Why do we need the NTSB? This guy nails the cause in paragraph two:


‘’From the NYT:

when he was hired by Lion Air. Like thousands of new pilots now meeting the demands for crews — especially those in developing countries with rapid airline growth — his experience with flying was scripted, bounded by checklists and cockpit mandates and dependent on autopilots. He had some rote knowledge of cockpit procedures as handed down from the big manufacturers, but he was weak in an essential quality known as airmanship. Sadly, his captain turned out to be weak in it, too.

“Airmanship” is an anachronistic word, but it is applied without prejudice to women as well as men. Its full meaning is difficult to convey. It includes a visceral sense of navigation, an operational understanding of weather and weather information, the ability to form mental maps of traffic flows, fluency in the nuance of radio communications and, especially, a deep appreciation for the interplay between energy, inertia and wings. Airplanes are living things. The best pilots do not sit in cockpits so much as strap them on. The United States Navy manages to instill a sense of this in its fledgling fighter pilots by ramming them through rigorous classroom instruction and then requiring them to fly at bank angles without limits, including upside down. The same cannot be expected of airline pilots who never fly solo and whose entire experience consists of catering to passengers who flinch in mild turbulence, refer to “air pockets” in cocktail conversation and think they are near death if bank angles exceed 30 degrees. The problem exists for many American and European pilots, too.

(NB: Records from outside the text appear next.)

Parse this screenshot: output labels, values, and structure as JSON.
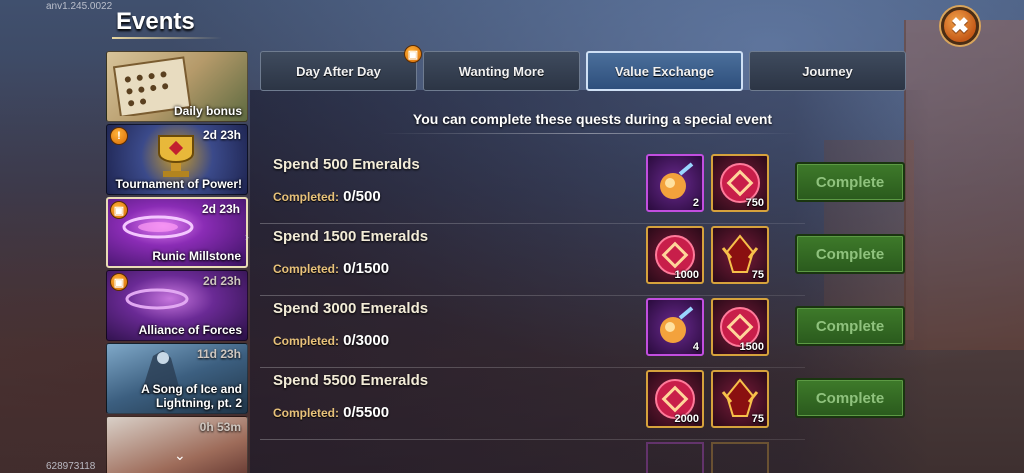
{
  "version": "anv1.245.0022",
  "build_id": "628973118",
  "title": "Events",
  "close_icon": "✖",
  "sidebar": {
    "items": [
      {
        "label": "Daily bonus",
        "timer": ""
      },
      {
        "label": "Tournament of Power!",
        "timer": "2d 23h",
        "badge": "!"
      },
      {
        "label": "Runic Millstone",
        "timer": "2d 23h",
        "badge": "gift"
      },
      {
        "label": "Alliance of Forces",
        "timer": "2d 23h",
        "badge": "gift"
      },
      {
        "label": "A Song of Ice and Lightning, pt. 2",
        "timer": "11d 23h"
      },
      {
        "label": "",
        "timer": "0h 53m"
      }
    ],
    "selected_index": 2
  },
  "tabs": [
    {
      "label": "Day After Day"
    },
    {
      "label": "Wanting More"
    },
    {
      "label": "Value Exchange",
      "active": true
    },
    {
      "label": "Journey"
    }
  ],
  "subtitle": "You can complete these quests during a special event",
  "quests": [
    {
      "title": "Spend 500 Emeralds",
      "progress_label": "Completed:",
      "progress": "0/500",
      "rewards": [
        {
          "icon": "potion-icon",
          "count": "2"
        },
        {
          "icon": "coin-icon",
          "count": "750"
        }
      ],
      "button": "Complete"
    },
    {
      "title": "Spend 1500 Emeralds",
      "progress_label": "Completed:",
      "progress": "0/1500",
      "rewards": [
        {
          "icon": "coin-icon",
          "count": "1000"
        },
        {
          "icon": "crystal-icon",
          "count": "75"
        }
      ],
      "button": "Complete"
    },
    {
      "title": "Spend 3000 Emeralds",
      "progress_label": "Completed:",
      "progress": "0/3000",
      "rewards": [
        {
          "icon": "potion-icon",
          "count": "4"
        },
        {
          "icon": "coin-icon",
          "count": "1500"
        }
      ],
      "button": "Complete"
    },
    {
      "title": "Spend 5500 Emeralds",
      "progress_label": "Completed:",
      "progress": "0/5500",
      "rewards": [
        {
          "icon": "coin-icon",
          "count": "2000"
        },
        {
          "icon": "crystal-icon",
          "count": "75"
        }
      ],
      "button": "Complete"
    }
  ]
}
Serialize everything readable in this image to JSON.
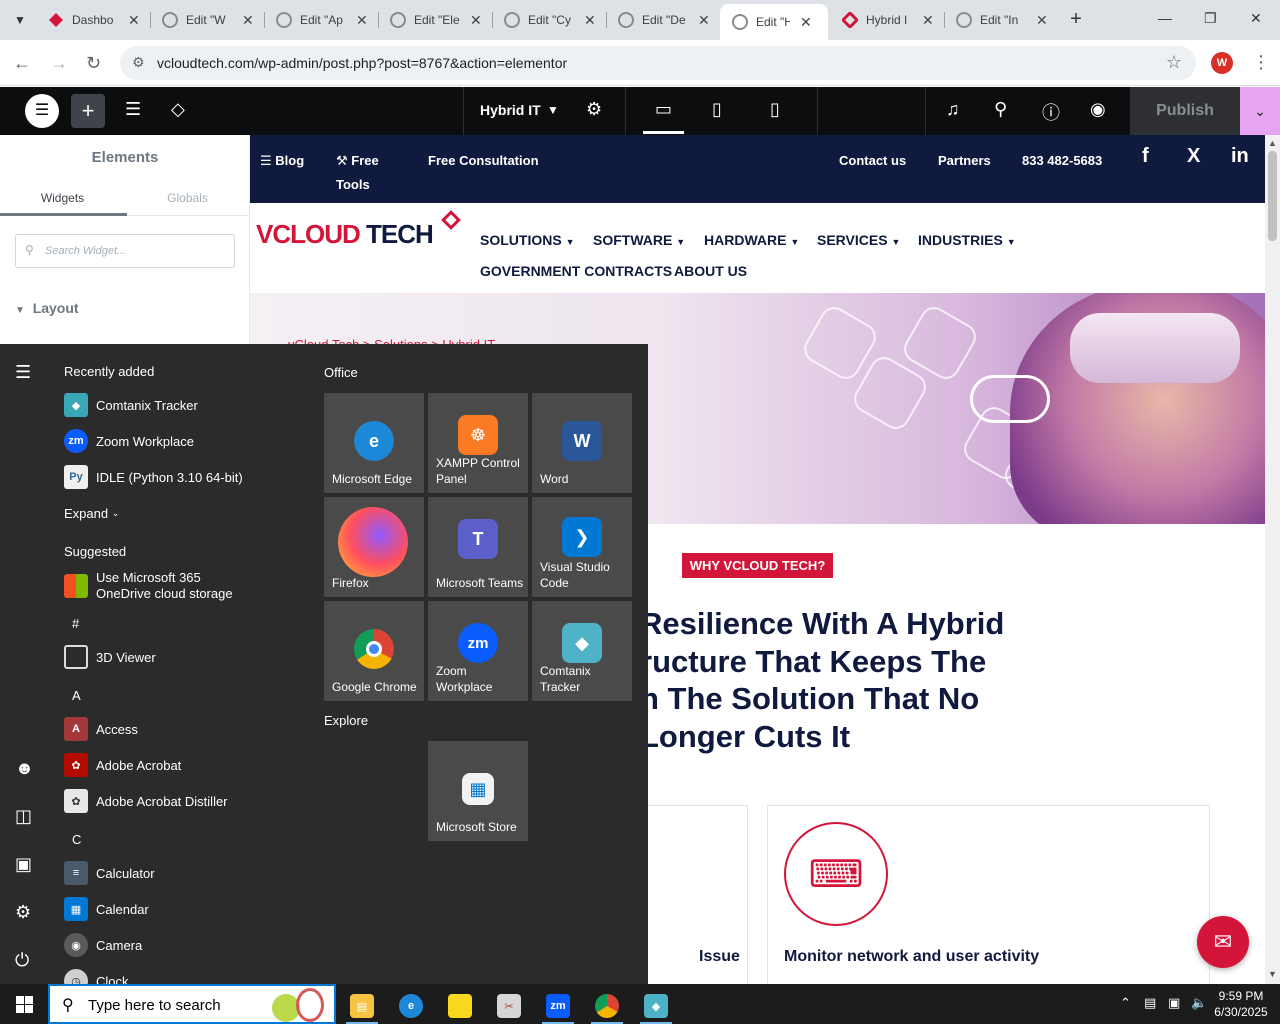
{
  "browser": {
    "tabs": [
      {
        "title": "Dashbo",
        "icon": "wp-red-icon"
      },
      {
        "title": "Edit \"W",
        "icon": "wordpress-icon"
      },
      {
        "title": "Edit \"Ap",
        "icon": "wordpress-icon"
      },
      {
        "title": "Edit \"Ele",
        "icon": "wordpress-icon"
      },
      {
        "title": "Edit \"Cy",
        "icon": "wordpress-icon"
      },
      {
        "title": "Edit \"De",
        "icon": "wordpress-icon"
      },
      {
        "title": "Edit \"Hy",
        "icon": "wordpress-icon",
        "active": true
      },
      {
        "title": "Hybrid I",
        "icon": "vcloud-red-icon"
      },
      {
        "title": "Edit \"In",
        "icon": "wordpress-icon"
      }
    ],
    "url": "vcloudtech.com/wp-admin/post.php?post=8767&action=elementor",
    "profile_initial": "W"
  },
  "elementor": {
    "document_title": "Hybrid IT",
    "publish_label": "Publish",
    "panel": {
      "title": "Elements",
      "tabs": [
        "Widgets",
        "Globals"
      ],
      "search_placeholder": "Search Widget...",
      "category": "Layout"
    }
  },
  "site": {
    "topnav": {
      "blog": "Blog",
      "free_tools": "Free Tools",
      "free_consultation": "Free Consultation",
      "contact": "Contact us",
      "partners": "Partners",
      "phone": "833 482-5683"
    },
    "logo": {
      "part1": "VCLOUD",
      "part2": "TECH"
    },
    "mainnav": [
      "SOLUTIONS",
      "SOFTWARE",
      "HARDWARE",
      "SERVICES",
      "INDUSTRIES",
      "GOVERNMENT CONTRACTS",
      "ABOUT US"
    ],
    "breadcrumb": "vCloud Tech  >  Solutions  >  Hybrid IT",
    "badge": "WHY VCLOUD TECH?",
    "heading_lines": [
      "Resilience With A Hybrid",
      "ructure That Keeps The",
      "n The Solution That No",
      "Longer Cuts It"
    ],
    "cards": [
      {
        "title": "Issue"
      },
      {
        "title": "Monitor network and user activity"
      }
    ]
  },
  "start_menu": {
    "recently_added_label": "Recently added",
    "recent": [
      "Comtanix Tracker",
      "Zoom Workplace",
      "IDLE (Python 3.10 64-bit)"
    ],
    "expand_label": "Expand",
    "suggested_label": "Suggested",
    "suggested": [
      "Use Microsoft 365",
      "OneDrive cloud storage"
    ],
    "letters": [
      "#",
      "A",
      "C"
    ],
    "apps_hash": [
      "3D Viewer"
    ],
    "apps_a": [
      "Access",
      "Adobe Acrobat",
      "Adobe Acrobat Distiller"
    ],
    "apps_c": [
      "Calculator",
      "Calendar",
      "Camera",
      "Clock"
    ],
    "office_label": "Office",
    "explore_label": "Explore",
    "tiles": [
      {
        "label": "Microsoft Edge",
        "color": "#1e88d8"
      },
      {
        "label": "XAMPP Control Panel",
        "color": "#fb7a24"
      },
      {
        "label": "Word",
        "color": "#2b579a"
      },
      {
        "label": "Firefox",
        "color": "#ff7139"
      },
      {
        "label": "Microsoft Teams",
        "color": "#5b5fc7"
      },
      {
        "label": "Visual Studio Code",
        "color": "#0078d4"
      },
      {
        "label": "Google Chrome",
        "color": "#db4437"
      },
      {
        "label": "Zoom Workplace",
        "color": "#0b5cff"
      },
      {
        "label": "Comtanix Tracker",
        "color": "#4fb3c8"
      }
    ],
    "explore_tiles": [
      {
        "label": "Microsoft Store",
        "color": "#f2f2f2"
      }
    ]
  },
  "taskbar": {
    "search_placeholder": "Type here to search",
    "time": "9:59 PM",
    "date": "6/30/2025"
  }
}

Unless they make extraordinary efforts — for instance, going out to fly aerobatics, fly sailplanes or wander among the airstrips of backcountry Idaho — they may never develop true airmanship no matter the length of their careers. The worst of them are intimidated by their airplanes and remain so until they retire or die. It is unfortunate that those who die in cockpits tend to take their passengers with them.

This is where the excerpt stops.